FTC Issues Final Policy Statement Regarding Collecting Deceased Debt

The Federal Trade Commission has finalized a policy statement clarifying that the agency won’t take enforcement action under the Fair Debt Collection Practices Act (FDCPA) or the FTC Act against companies that are trying to collect the debts of deceased consumers, if the companies communicate with someone who is authorized to pay debts from the estate of the deceased.

The Federal Trade Commission has finalized a policy statement clarifying that the agency won’t take enforcement action under the Fair Debt Collection Practices Act (FDCPA) or the FTC Act against companies that are trying to collect the debts of deceased consumers, if the companies communicate with someone who is authorized to pay debts from the estate of the deceased.

The policy statement also emphasizes that debt collectors might not mislead relatives to believe that they are personally liable for a deceased consumer’s debts, or use other deceptive or abusive tactics.

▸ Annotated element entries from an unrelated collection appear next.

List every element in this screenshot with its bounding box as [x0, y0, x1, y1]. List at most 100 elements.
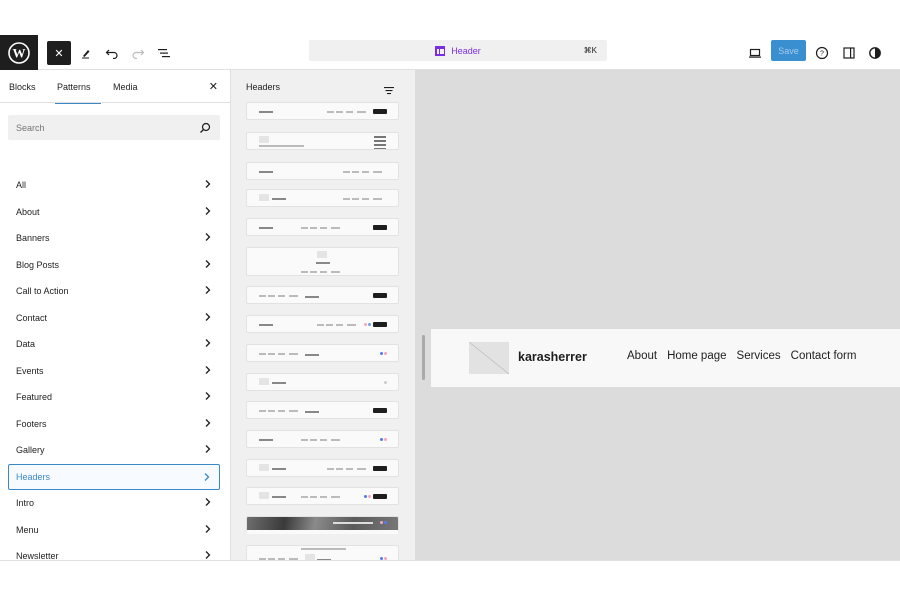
styles-button[interactable] [863, 41, 887, 65]
thumb-nav [346, 111, 353, 113]
nav-item-contact-form[interactable]: Contact form [791, 350, 857, 362]
pattern-preview-card[interactable] [246, 344, 399, 362]
close-inserter-button[interactable]: ✕ [47, 41, 71, 65]
thumb-nav [317, 324, 324, 326]
nav-item-home-page[interactable]: Home page [667, 350, 726, 362]
chevron-right-icon [205, 551, 211, 559]
thumb-nav [259, 353, 266, 355]
pattern-preview-card[interactable] [246, 401, 399, 419]
wordpress-logo-button[interactable]: W [0, 35, 38, 70]
tab-media[interactable]: Media [113, 70, 138, 103]
save-button[interactable]: Save [771, 40, 806, 61]
pattern-preview-card[interactable] [246, 247, 399, 276]
chevron-right-icon [205, 286, 211, 294]
thumb-nav [310, 496, 317, 498]
pattern-preview-card[interactable] [246, 102, 399, 120]
search-icon[interactable] [199, 121, 211, 139]
thumb-nav [278, 353, 285, 355]
category-item[interactable]: Contact [8, 305, 220, 331]
tab-blocks[interactable]: Blocks [9, 70, 36, 103]
pattern-preview-card[interactable] [246, 430, 399, 448]
header-preview[interactable]: karasherrer About Home page Services Con… [431, 329, 900, 387]
thumb-nav [346, 468, 353, 470]
thumb-brand [259, 227, 273, 229]
category-item[interactable]: Headers [8, 463, 220, 490]
category-label: Intro [16, 498, 35, 508]
thumb-logo [259, 464, 269, 471]
category-label: All [16, 180, 27, 190]
thumb-nav [352, 198, 359, 200]
pattern-preview-card[interactable] [246, 545, 399, 560]
wordpress-icon: W [8, 41, 30, 64]
thumb-logo [259, 492, 269, 499]
settings-sidebar-button[interactable] [837, 41, 861, 65]
pattern-preview-card[interactable] [246, 286, 399, 304]
category-item[interactable]: Intro [8, 490, 220, 516]
category-item[interactable]: Menu [8, 517, 220, 543]
thumb-brand [305, 296, 319, 298]
site-logo-placeholder[interactable] [469, 342, 509, 374]
thumb-nav [310, 439, 317, 441]
list-view-button[interactable] [152, 41, 176, 65]
chevron-right-icon [205, 392, 211, 400]
nav-item-about[interactable]: About [627, 350, 657, 362]
resize-handle[interactable] [422, 335, 425, 380]
help-button[interactable]: ? [810, 41, 834, 65]
template-part-icon [435, 45, 446, 56]
close-inserter-icon[interactable]: ✕ [209, 80, 218, 93]
category-item[interactable]: Featured [8, 384, 220, 410]
search-input[interactable] [8, 115, 188, 140]
category-label: Contact [16, 312, 48, 323]
divider [0, 560, 900, 561]
svg-text:?: ? [820, 51, 824, 58]
pattern-preview-card[interactable] [246, 132, 399, 150]
thumb-nav [327, 111, 334, 113]
thumb-dot [368, 495, 371, 498]
pattern-preview-card[interactable] [246, 315, 399, 333]
thumb-brand [259, 111, 273, 113]
category-item[interactable]: About [8, 199, 220, 225]
pattern-preview-card[interactable] [246, 516, 399, 534]
pattern-preview-card[interactable] [246, 218, 399, 236]
tab-patterns[interactable]: Patterns [55, 70, 100, 104]
thumb-nav [320, 496, 327, 498]
category-item[interactable]: Blog Posts [8, 252, 220, 278]
site-title[interactable]: karasherrer [518, 350, 587, 364]
pattern-preview-card[interactable] [246, 189, 399, 207]
category-item[interactable]: Newsletter [8, 543, 220, 560]
command-bar-label: Header [451, 45, 481, 56]
pattern-preview-card[interactable] [246, 162, 399, 180]
thumb-nav [357, 111, 366, 113]
thumb-btn [373, 225, 387, 230]
command-palette-button[interactable]: Header ⌘K [309, 40, 607, 61]
thumb-nav [259, 295, 266, 297]
undo-button[interactable] [100, 41, 124, 65]
thumb-nav [259, 145, 304, 147]
chevron-right-icon [205, 418, 211, 427]
pattern-preview-card[interactable] [246, 487, 399, 505]
category-item[interactable]: All [8, 172, 220, 198]
device-preview-button[interactable] [743, 41, 767, 65]
category-item[interactable]: Events [8, 358, 220, 384]
thumb-nav [331, 271, 340, 273]
category-item[interactable]: Footers [8, 411, 220, 437]
category-item[interactable]: Gallery [8, 437, 220, 463]
thumb-logo [259, 136, 269, 143]
category-item[interactable]: Data [8, 331, 220, 357]
category-label: About [16, 206, 40, 217]
thumb-nav [343, 171, 350, 173]
chevron-right-icon [205, 312, 211, 321]
category-item[interactable]: Call to Action [8, 278, 220, 304]
command-shortcut: ⌘K [583, 46, 597, 55]
thumb-logo [317, 251, 327, 258]
category-item[interactable]: Banners [8, 225, 220, 251]
redo-button[interactable] [126, 41, 150, 65]
thumb-dot [380, 521, 383, 524]
filter-icon[interactable] [383, 83, 395, 101]
tools-button[interactable] [74, 41, 98, 65]
pattern-preview-card[interactable] [246, 459, 399, 477]
thumb-nav [326, 324, 333, 326]
nav-item-services[interactable]: Services [737, 350, 781, 362]
pattern-preview-card[interactable] [246, 373, 399, 391]
chevron-right-icon [204, 472, 210, 481]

Family members typically are not obligated to pay the debts of a deceased relative from their own assets. The FDCPA limits whom debt collectors can contact after a loved one has died to people such as the deceased person’s spouse and the executor or administrator of the deceased person’s estate.

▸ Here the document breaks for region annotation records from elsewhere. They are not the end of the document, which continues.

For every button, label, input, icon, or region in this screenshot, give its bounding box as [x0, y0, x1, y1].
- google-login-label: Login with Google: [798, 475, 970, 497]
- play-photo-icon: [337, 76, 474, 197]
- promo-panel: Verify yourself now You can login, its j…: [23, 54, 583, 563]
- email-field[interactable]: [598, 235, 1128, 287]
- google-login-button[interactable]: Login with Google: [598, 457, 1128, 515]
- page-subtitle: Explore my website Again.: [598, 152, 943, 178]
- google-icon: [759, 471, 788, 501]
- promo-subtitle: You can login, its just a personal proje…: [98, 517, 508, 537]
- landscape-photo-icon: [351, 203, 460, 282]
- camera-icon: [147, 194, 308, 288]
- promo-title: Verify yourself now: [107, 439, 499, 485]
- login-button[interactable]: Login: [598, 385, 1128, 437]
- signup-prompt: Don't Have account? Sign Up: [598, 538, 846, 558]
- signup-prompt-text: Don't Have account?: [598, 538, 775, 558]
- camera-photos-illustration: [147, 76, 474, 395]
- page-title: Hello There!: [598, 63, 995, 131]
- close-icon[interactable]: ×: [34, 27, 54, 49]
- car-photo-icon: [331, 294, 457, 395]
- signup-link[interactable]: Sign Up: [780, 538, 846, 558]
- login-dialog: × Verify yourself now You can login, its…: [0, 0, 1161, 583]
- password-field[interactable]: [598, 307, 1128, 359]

Since the FDCPA was enacted in 1977, state probate laws have changed, and now, less formal procedures often govern the appointment or selection of those who are responsible for the disposition of the estate. In various instances, there might be no formal executor or administrator of an estate. In the enforcement policy statement, the Commission looks to reconcile the FDCPA’s requirements with current trends in state probate law.

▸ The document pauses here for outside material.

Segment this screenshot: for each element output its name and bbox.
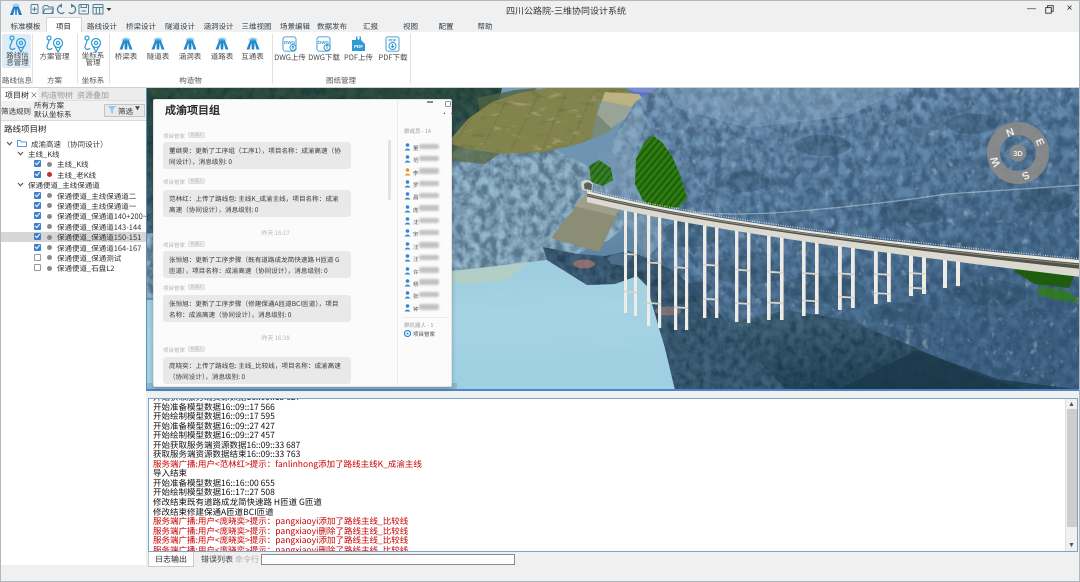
svg-text:PDF: PDF xyxy=(354,44,363,49)
svg-text:PDF: PDF xyxy=(389,38,398,43)
svg-text:3D: 3D xyxy=(1013,149,1023,158)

In keeping with the FTC’s October 2010 proposed policy statement, the final policy statement specifies that the agency will not take law enforcement action under the FDCPA if a debt collector communicates about a deceased person’s debts with that person’s spouse, the executor or administrator of the deceased person’s estate, or anyone else who is authorized to pay the debts from assets in the estate.

The final policy statement also describes how debt collectors might communicate with family members and others to locate someone who is authorized to pay the deceased person’s debts from the estate, and specifies that collectors may not mislead individuals into believing that they have the right to pay the decedent’s debts when they do not.

It also specifies that, in looking to locate someone who is authorized to pay the deceased person’s debts from the estate, collectors aren’t able to reveal or refer to the debts, but can say they wish to discuss payment of the deceased person’s bills. Also, in keeping with the FDCPA’s prohibition on unfair, deceptive, or abusive collection practices, debt collectors may not contact family members and others at unusual or inconvenient times or places.

The policy emphasizes that, in communicating with someone who is authorized to pay the debts from assets of the deceased person’s estate, collectors have avoid creating the misleading impression that the individual is personally liable or could be required to pay using his or her own assets, or assets held jointly with the deceased person.